Rank of a Matrix

Student-friendly explanation of the rank of a matrix with definitions, methods, and examples using row-echelon form and non-zero rows.

1. What Is the Rank of a Matrix?

The rank of a matrix is a number that tells us how much useful or non-redundant information the matrix contains. More precisely, it is the maximum number of linearly independent rows or columns in the matrix.

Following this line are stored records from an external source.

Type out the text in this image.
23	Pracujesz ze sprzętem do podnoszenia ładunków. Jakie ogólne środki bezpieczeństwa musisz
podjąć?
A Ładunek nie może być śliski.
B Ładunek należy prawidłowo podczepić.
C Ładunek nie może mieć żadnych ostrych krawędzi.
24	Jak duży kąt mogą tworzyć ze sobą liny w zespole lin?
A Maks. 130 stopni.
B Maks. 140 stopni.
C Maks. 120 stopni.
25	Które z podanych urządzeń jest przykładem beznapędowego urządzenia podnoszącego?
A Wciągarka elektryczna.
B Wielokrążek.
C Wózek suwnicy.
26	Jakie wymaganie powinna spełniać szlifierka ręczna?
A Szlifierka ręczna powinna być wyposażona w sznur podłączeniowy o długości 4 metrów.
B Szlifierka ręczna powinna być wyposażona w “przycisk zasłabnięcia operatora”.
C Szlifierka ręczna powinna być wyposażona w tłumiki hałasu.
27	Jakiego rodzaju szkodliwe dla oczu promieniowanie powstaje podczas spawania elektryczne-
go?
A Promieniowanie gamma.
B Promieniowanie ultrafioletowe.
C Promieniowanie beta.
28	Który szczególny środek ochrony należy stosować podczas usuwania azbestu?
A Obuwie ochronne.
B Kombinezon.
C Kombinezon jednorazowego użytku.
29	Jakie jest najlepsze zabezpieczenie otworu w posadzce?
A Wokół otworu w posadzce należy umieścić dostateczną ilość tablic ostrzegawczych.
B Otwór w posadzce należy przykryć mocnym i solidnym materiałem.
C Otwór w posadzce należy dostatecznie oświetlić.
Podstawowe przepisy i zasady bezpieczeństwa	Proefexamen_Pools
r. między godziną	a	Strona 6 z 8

In simpler language: the rank counts how many rows (or columns) are truly different from each other and not just multiples or combinations of one another.

2. Definition of Rank

The rank of a matrix \( A \) is:

  • The number of non-zero rows in its row-echelon form.
  • The number of linearly independent rows or columns.

Both row rank and column rank are always equal, so we simply call it the rank.

3. How to Find the Rank of a Matrix

The usual method to find rank is to use elementary row transformations to convert the matrix into:

  • Row Echelon Form (REF), or
  • Reduced Row Echelon Form (RREF)

Then, count how many rows are non-zero. That count is the rank.

3.1. What Is a Non-Zero Row?

A row is non-zero if it contains at least one element that is not zero.

Example:

  • \( [0\; 0\; 5] \) → non-zero row
  • \( [0\; 0\; 0] \) → zero row

4. Example 1: Finding Rank Using Row Echelon Form

Let:

A = \begin{bmatrix} 1 & 2 & 3 \\ 2 & 4 & 6 \\ 3 & 6 & 9 \end{bmatrix}

Apply row operations:

  1. \( R_2 \rightarrow R_2 - 2R_1 \)
  2. \( R_3 \rightarrow R_3 - 3R_1 \)

A \sim \begin{bmatrix} 1 & 2 & 3 \\ 0 & 0 & 0 \\ 0 & 0 & 0 \end{bmatrix}

4.1. Conclusion

Only one non-zero row remains.

So, the rank is:

\( \text{rank}(A) = 1 \)

5. Example 2: Another Rank Calculation

Consider:

B = \begin{bmatrix} 2 & 3 \\ 4 & 7 \end{bmatrix}

Apply:

R_2 \rightarrow R_2 - 2R_1

B \sim \begin{bmatrix} 2 & 3 \\ 0 & 1 \end{bmatrix}

There are two non-zero rows.

\text{rank}(B) = 2

6. Maximum Possible Rank

The maximum rank a matrix can have equals the smaller of:

  • number of rows
  • number of columns

This is because you can't have more independent rows than total rows.

Example:

  • A \( 3 \times 5 \) matrix → rank ≤ 3
  • A \( 4 \times 2 \) matrix → rank ≤ 2

7. When Is a Matrix Full Rank?

A matrix is called full rank when its rank equals the smallest of its dimensions.

Examples:

  • A \( 3 \times 3 \) matrix with rank 3 → full rank.
  • A \( 2 \times 4 \) matrix with rank 2 → full row rank.

Full-rank matrices do not have redundant rows or columns.

8. Why Rank Matters

Rank is important because it tells us:

  • whether a system of linear equations has unique, infinite, or no solutions
  • whether a matrix is invertible (rank must be full)
  • how many independent directions a matrix captures
  • the dimension of row space and column space

Rank is a fundamental idea that appears throughout linear algebra and applications.